Jeder Eingriff in dieser Region sollte angepasst werden auf die individuelle Situation des jeweiligen Patienten. Neben der Flächenausdehnung des zu operierenden Befundes spielen o. g. patientenspezifische Faktoren eine entscheidende Rolle. In jedem Fall ist es empfehlenswert, sich vor Eingriffen in der Skalpregion über die Eindringtiefe von Tumoren Gedanken zu machen. Im Zweifelsfall sollte vor Eingriffen eine Bildgebung mit einer Computertomografie mit sog. „Knochenfenster“ veranlasst werden, um eine eventuelle Infiltration der Schädelkalotte auszuschließen. Gerade diese Information ist für den Operateur ausgesprochen wichtig, um eine sehr individuell an die Situation des Patienten angepasste Auswahl des zur Verfügung stehenden Verfahrens zum Defektverschluss zu treffen.
Die Dehnbarkeit der Haut am Kapillitium ist grundsätzlich durch die geringe Elastizität eingeschränkt. Trotz alledem sollte bei kleinen Defektgrößen eine Dehnungsplastik bzw. eine Nahlappenplastik im Sinne einer Verschiebelappen- oder Rotationslappenplastik die Methode der Wahl sein ([Abb. 1], [Abb. 2]). Die Mobilisierung der Lappen muss hierbei unter der Galea aponeurotica erfolgen, welche aufgrund ihrer erhöhten Festigkeit dann auch genäht wird, wodurch sich die Zugspannung auf die Haut minimiert. Zusätzlichen Elastizitätsgewinn kann man durch jeweils ca. 1 cm voneinander entfernte und parallel zum Wundrand verlaufende Inzisionen der Galea erreichen [1].




Es können aber zum Teil schwerwiegende Komplikationen unter diesem Regime auftreten, wenn z. B. die Rotationsverhältnisse der Lappenplastiken nicht stimmig sind. Werden die Distanzen der Überbrückung durch Hebedefekte zu groß gewählt, können Lappenspitzennekrosen auftreten. Diese können, je nach Ausprägung, progredient sein und zu einem massiven Gewebsuntergang mit konsekutivem Austrocknen auch des Periosts führen ([Abb. 3 – 6]). Daraus resultieren nicht selten monatelange Abheilungszeiten.

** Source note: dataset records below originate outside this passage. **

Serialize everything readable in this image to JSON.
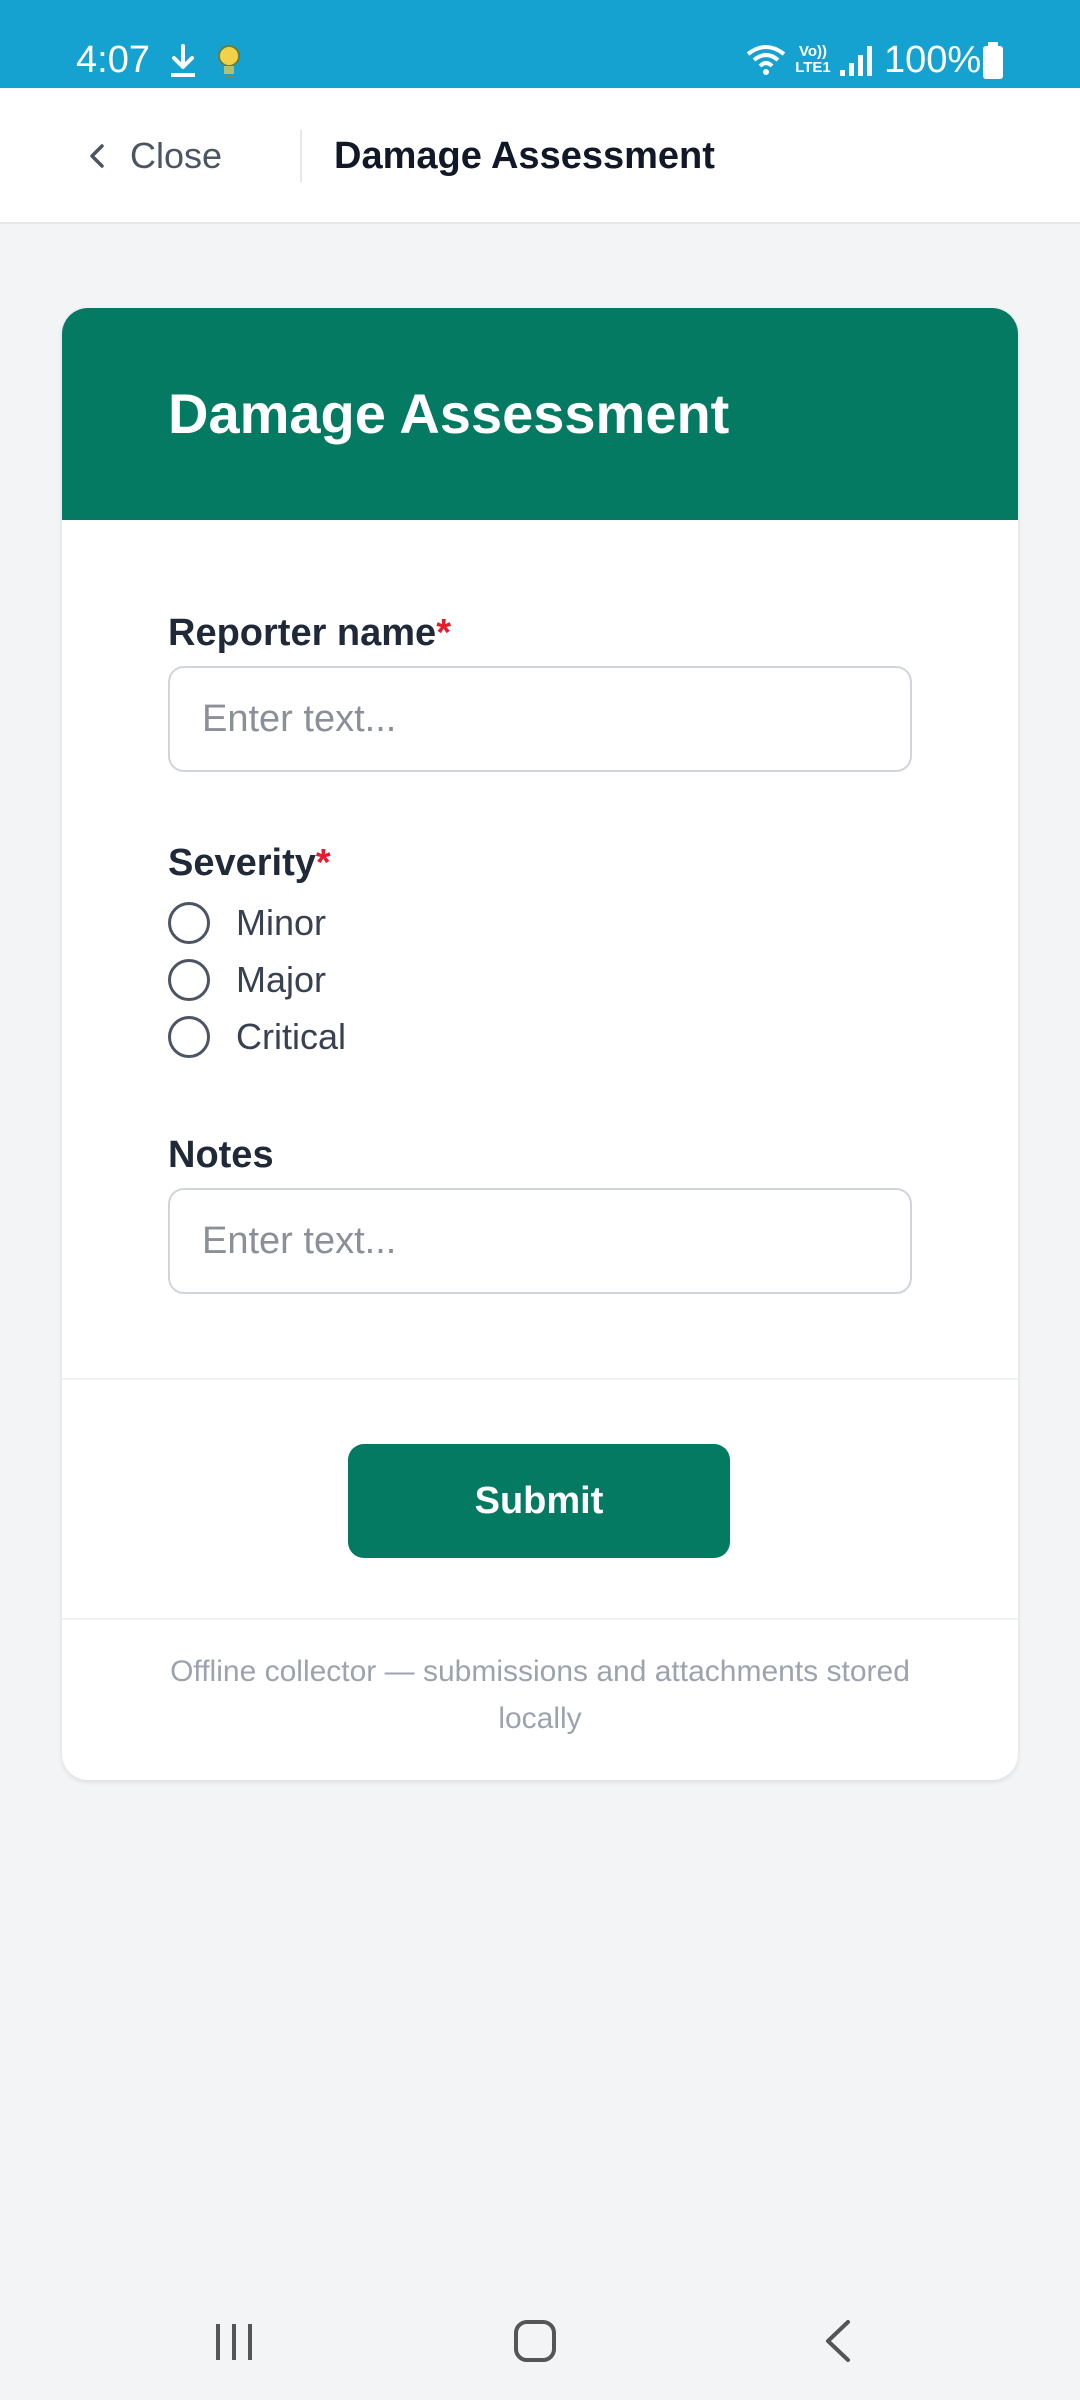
{
  "status_bar": {
    "time": "4:07",
    "volte": "Vo))\nLTE1",
    "battery": "100%",
    "icons": [
      "download-icon",
      "bulb-icon",
      "wifi-icon",
      "signal-icon",
      "battery-icon"
    ]
  },
  "app_bar": {
    "close_label": "Close",
    "title": "Damage Assessment"
  },
  "form": {
    "title": "Damage Assessment",
    "fields": {
      "reporter": {
        "label": "Reporter name",
        "required_mark": "*",
        "placeholder": "Enter text..."
      },
      "severity": {
        "label": "Severity",
        "required_mark": "*",
        "options": [
          "Minor",
          "Major",
          "Critical"
        ]
      },
      "notes": {
        "label": "Notes",
        "placeholder": "Enter text..."
      }
    },
    "submit_label": "Submit",
    "footer_note": "Offline collector — submissions and attachments stored locally"
  },
  "colors": {
    "status_bar": "#16a2d1",
    "accent": "#037a61",
    "required": "#e11d2e",
    "background": "#f3f4f6"
  }
}
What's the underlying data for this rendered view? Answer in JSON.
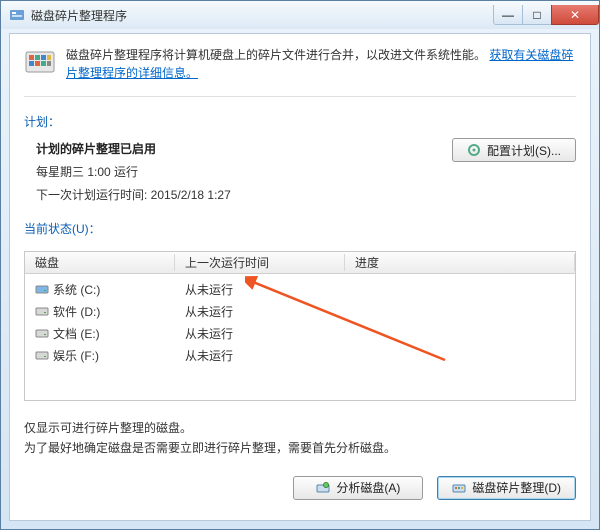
{
  "window": {
    "title": "磁盘碎片整理程序"
  },
  "winbtns": {
    "min": "—",
    "max": "□",
    "close": "✕"
  },
  "banner": {
    "text": "磁盘碎片整理程序将计算机硬盘上的碎片文件进行合并，以改进文件系统性能。",
    "link": "获取有关磁盘碎片整理程序的详细信息。"
  },
  "labels": {
    "plan": "计划：",
    "status": "当前状态(U)："
  },
  "plan": {
    "title": "计划的碎片整理已启用",
    "schedule": "每星期三 1:00 运行",
    "next_prefix": "下一次计划运行时间: ",
    "next_time": "2015/2/18 1:27",
    "config_btn": "配置计划(S)..."
  },
  "table": {
    "headers": {
      "disk": "磁盘",
      "last": "上一次运行时间",
      "progress": "进度"
    },
    "rows": [
      {
        "name": "系统 (C:)",
        "last": "从未运行",
        "icon": "sys"
      },
      {
        "name": "软件 (D:)",
        "last": "从未运行",
        "icon": "hdd"
      },
      {
        "name": "文档 (E:)",
        "last": "从未运行",
        "icon": "hdd"
      },
      {
        "name": "娱乐 (F:)",
        "last": "从未运行",
        "icon": "hdd"
      }
    ]
  },
  "note": {
    "line1": "仅显示可进行碎片整理的磁盘。",
    "line2": "为了最好地确定磁盘是否需要立即进行碎片整理，需要首先分析磁盘。"
  },
  "buttons": {
    "analyze": "分析磁盘(A)",
    "defrag": "磁盘碎片整理(D)"
  }
}
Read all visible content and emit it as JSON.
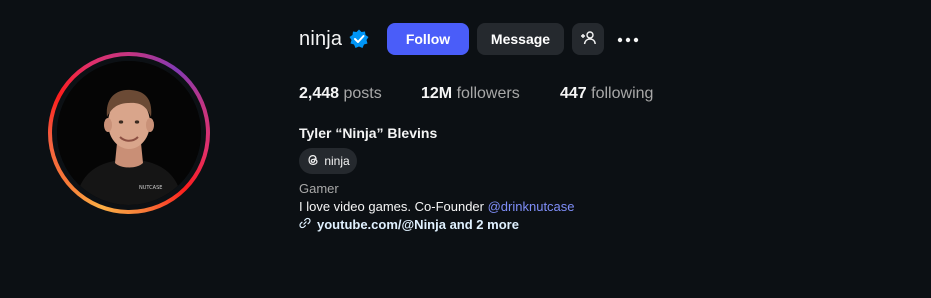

Insbesondere bei antikoagulierten Patienten können bei großen Lappenplastiken am Kopf relevante, revisionsbedürftige Blutungen auftreten. Aus unserer Erfahrung sollte man in der Auswahl seines Verfahrens gemäß der Prämisse „weniger ist mehr“ ein operatives Verfahren wählen, das die möglichen Komplikationen so minimal wie möglich hält. Die Ansprüche des Operateurs sollten dabei in den Hintergrund treten, nicht selten lässt sich mit einfacheren, aber vielleicht für den Operateur nicht so anspruchsvollen Eingriffen ein deutlich besseres Ergebnis erzielen.
Die Kopfhaut lässt sich durch interne oder externe Expanderverfahren dehnen. Eine mögliche Methode ist das Einbringen eines externen Systems, bei dem Silikonschläuche im Sinne von Sekundärnahten in den Wundrand eingebracht werden. Diese sind miteinander über Kunststoffstopper verbunden. Man kann darüber über einige Tage die Wundränder durch 2 × tägliches Nachspannen der Silikonbänder aneinander annähern. Eine mögliche Komplikation sind Drucknekrosen unter den Stoppern bei zu großer Spannung [2] ([Abb. 7 – 9]).






„State of the art“ in der Dermatochirurgie ist die zweizeitige operative Versorgung epithelialer Hauttumoren. Dabei kommt die mikrografisch kontrollierte Chirurgie zum Einsatz. Wir haben jedoch sehr gute Erfahrung mit einer einzeitigen Vorgehensweise bei alten, morbiden Patienten gemacht. Wenn man Tumoren an der Kopfhaut mit einem makroskopischen Sicherheitsabstand von einigen Millimetern klinisch im Gesunden exzidiert und in selbiger Sitzung den Defekt z. B. mit einer Hautverpflanzung verschließt, entwickeln die Patienten nur sehr selten postoperative Komplikationen. Dabei riskiert man zwar, dass die Tumoren eventuell noch schnittrandbildend sein können. Dieses Risiko nehmen wir jedoch in Kauf. Sollte dies der Fall sein, empfehlen wir eine entsprechende Nachbeobachtung oder ggf. auch eine Radiatio. Bei Basalzellkarzinomen, aber auch bei Plattenepithelkarzinomen ist dies aus unserer Sicht bei entsprechendem Alter und Komorbiditäten der Patienten zu verantworten ([Abb. 10], [Abb. 11]).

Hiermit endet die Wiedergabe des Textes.